China has taken to 3D enthusiastically, and the biz is obsessed with developing the format as a way of competing internationally, but also appeasing a domestic aud madly engaged about that third dimension. By the end of February, “Avatar” had taken in $180 million, making it the biggest grosser in Chinese history. Auds loved the 3D format so much that it survived even after the censors’ efforts to stop it.
China wants to own the 3D market, but Tang Bin, secretary general of China’s 3D Industry Assn., says the biggest problem China faces is producing enough content.

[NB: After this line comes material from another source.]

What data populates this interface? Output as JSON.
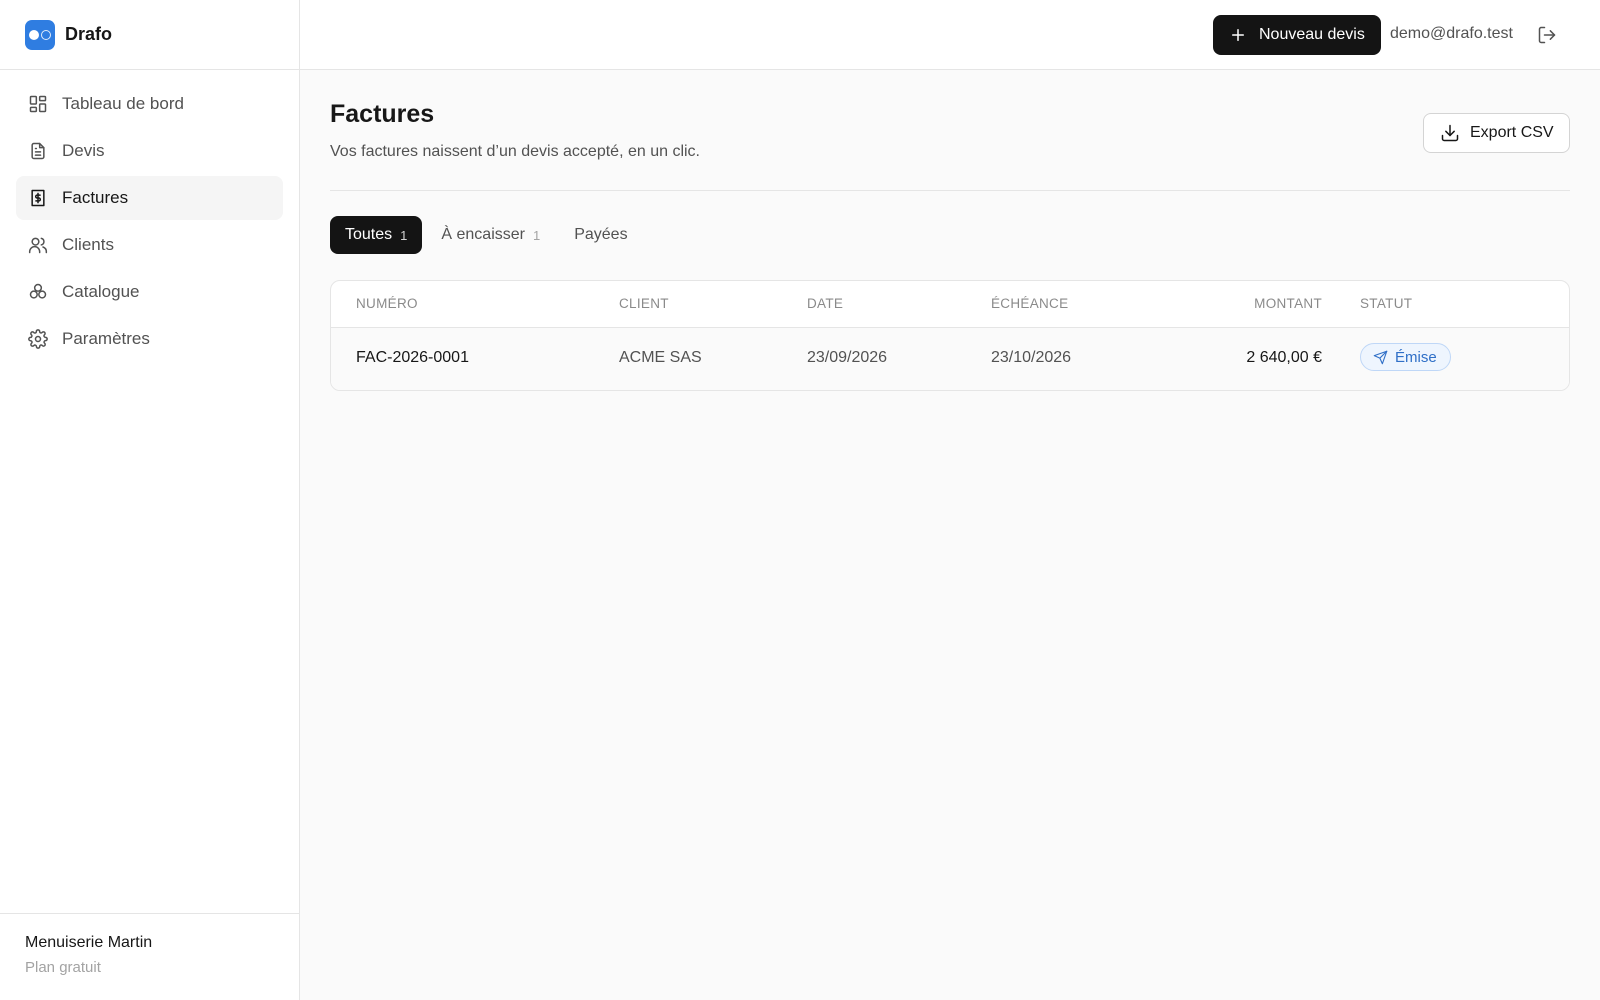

“Most cinemas have already been equipped with 3D facilities, and as far as I know around 20 studios are preparing to work in this new area of film,” says China Film Group VP Shi Dongming. “They will probably cooperate with Hong Kong and Taiwan, but due to the limitations of technology, some overseas 3D film experts will be invited (over to work on projects).”
Chen Hongwei, marketing director of Wanda Intl. Cinema Chain, says that by the end of last year, his group had 400 screens, of which 120 were 3D screens.
“We will mainly build digital screens. And as for 3D, we only need to buy 3D equipment. So as to how many 3D screens will be built by Wanda, it will only depend on the market demand, since it is quite easy to equip a 3D facility,” says Chen.